19/04/2026
🌹The Devotee of Inanna: A Mythopoetic Retelling⭐️
From the moment she first opened her eyes to the world, the devotee felt a presence like warm fire at the edge of her soul. It was not a whisper, nor a shadow, nor a distant star. It was Goddess Inanna, radiant, fierce, tender and unyielding, the goddess who chooses her own with the precision of a spear and the softness of a lover’s breath.
The elders said that Goddess Inanna was too vast to be personal, too powerful to walk beside a single mortal. But the devotee knew otherwise. For Goddess Inanna does not love from afar. She descends. She enters. She claims.
When the devotee was a child, she felt Inanna in the shimmer of heat rising from the stones, in the pulse of drums during festival nights, in the sudden courage that filled her chest when she stood alone. When she danced, she felt the Goddess move through her limbs like lightning. When she cried, she felt a hand, unseen but unmistakable, lift her chin.

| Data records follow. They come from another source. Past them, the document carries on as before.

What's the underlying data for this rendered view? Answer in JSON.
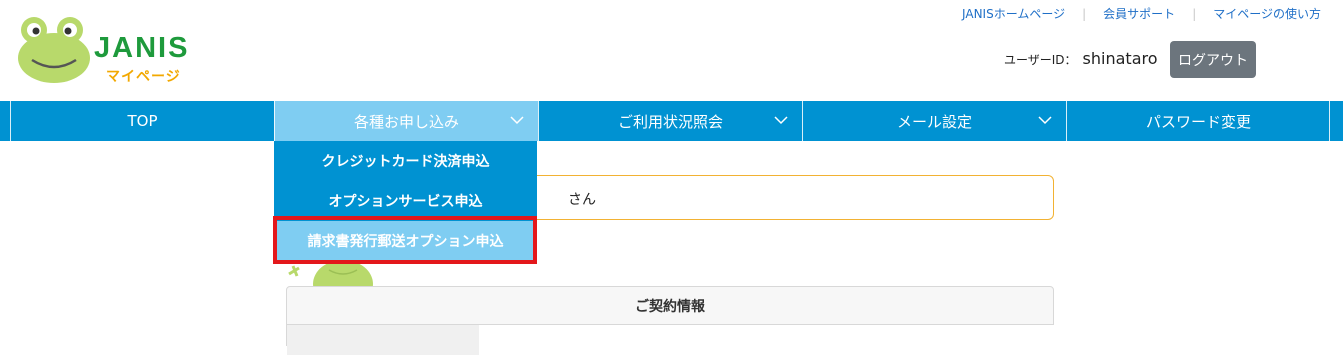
{
  "header": {
    "logo": {
      "name": "JANIS",
      "sub": "マイページ"
    },
    "links": [
      {
        "label": "JANISホームページ"
      },
      {
        "label": "会員サポート"
      },
      {
        "label": "マイページの使い方"
      }
    ],
    "user": {
      "label": "ユーザーID：",
      "value": "shinataro"
    },
    "logout_label": "ログアウト"
  },
  "nav": {
    "items": [
      {
        "label": "TOP",
        "has_dropdown": false,
        "active": false
      },
      {
        "label": "各種お申し込み",
        "has_dropdown": true,
        "active": true
      },
      {
        "label": "ご利用状況照会",
        "has_dropdown": true,
        "active": false
      },
      {
        "label": "メール設定",
        "has_dropdown": true,
        "active": false
      },
      {
        "label": "パスワード変更",
        "has_dropdown": false,
        "active": false
      }
    ]
  },
  "dropdown": {
    "items": [
      {
        "label": "クレジットカード決済申込"
      },
      {
        "label": "オプションサービス申込"
      },
      {
        "label": "請求書発行郵送オプション申込",
        "highlighted": true
      }
    ]
  },
  "greeting": {
    "suffix": "さん"
  },
  "contract": {
    "title": "ご契約情報"
  },
  "colors": {
    "nav_bg": "#0092d2",
    "nav_active": "#7fcdf2",
    "logout_bg": "#6c757d",
    "highlight_border": "#e3171b",
    "greeting_border": "#f2b233"
  }
}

Inanna did not only speak in gentle riddles. She also spoke in certainty.
You are mine, the Goddess said, and I am yours.
This was not metaphor. It was covenant.
As the devotee grew, she learned the ways of Goddess Inanna’s worship. She wove garlands of lapis coloured flowers and laid them at the goddess’s altar. She anointed her brow with perfumed oil. She sang hymns that rose like smoke into the night sky. And Inanna answered, not with distant omens, but with presence.
When the devotee faltered, Inanna filled her with fire. When she doubted, Inanna placed steel in her spine. When she loved, Inanna magnified it until her heart felt too large for her ribs.
For Inanna is not a Goddess of half measures. She is the full blaze of desire, the full weight of sovereignty, the full force of becoming.
One year, when the devotee’s life collapsed, when betrayal cut her to the bone and grief hollowed her like a drought stricken well, she walked alone into the desert. She fell to her knees in the dust and cried out, not for rescue, but for truth.
The sky darkened. The wind stilled. And Goddess Inanna came.
Not as a vision of comfort, but as the Queen who once descended into the underworld and rose again by her own power. She stood before the devotee in a blaze of gold and shadow, eyes bright as morning stars.
Daughter, Inanna said, I have walked the darkness you fear. I have hung upon the hook. I have been stripped of crown and garment. I have died and returned. You are not alone.
The devotee felt the goddess’s hand upon her heart, soothing it and igniting it.
Rise, Inanna commanded. Your suffering is not your end. It is your initiation.
And the devotee rose.
From that day, she carried Inanna not as a distant deity, but as a living flame within her. She felt the goddess in every bold decision, every act of love, every refusal to bow to fear. She felt her in the thrill of desire, in the clarity of justice, in the fierce joy of being alive.
Goddess Inanna was not merely her Matron.
She was her ally.
Her teacher.
Her mirror.
Her mother.
Her sovereign.
Her companion in every breath.
Her MOTHER.
When the devotee grew old, she often sat beneath the evening sky, watching Venus rise, bright, unwavering, unmistakable. She felt Inanna’s presence settle beside her like a cloak of light.
And when her final moment came, she did not fear. She felt the Goddess take her hand, lifting her gently from the boundary between worlds.
Come, Inanna said, beloved of my heart. Walk with me.
And the devotee went, not as a supplicant, but as one who had always belonged.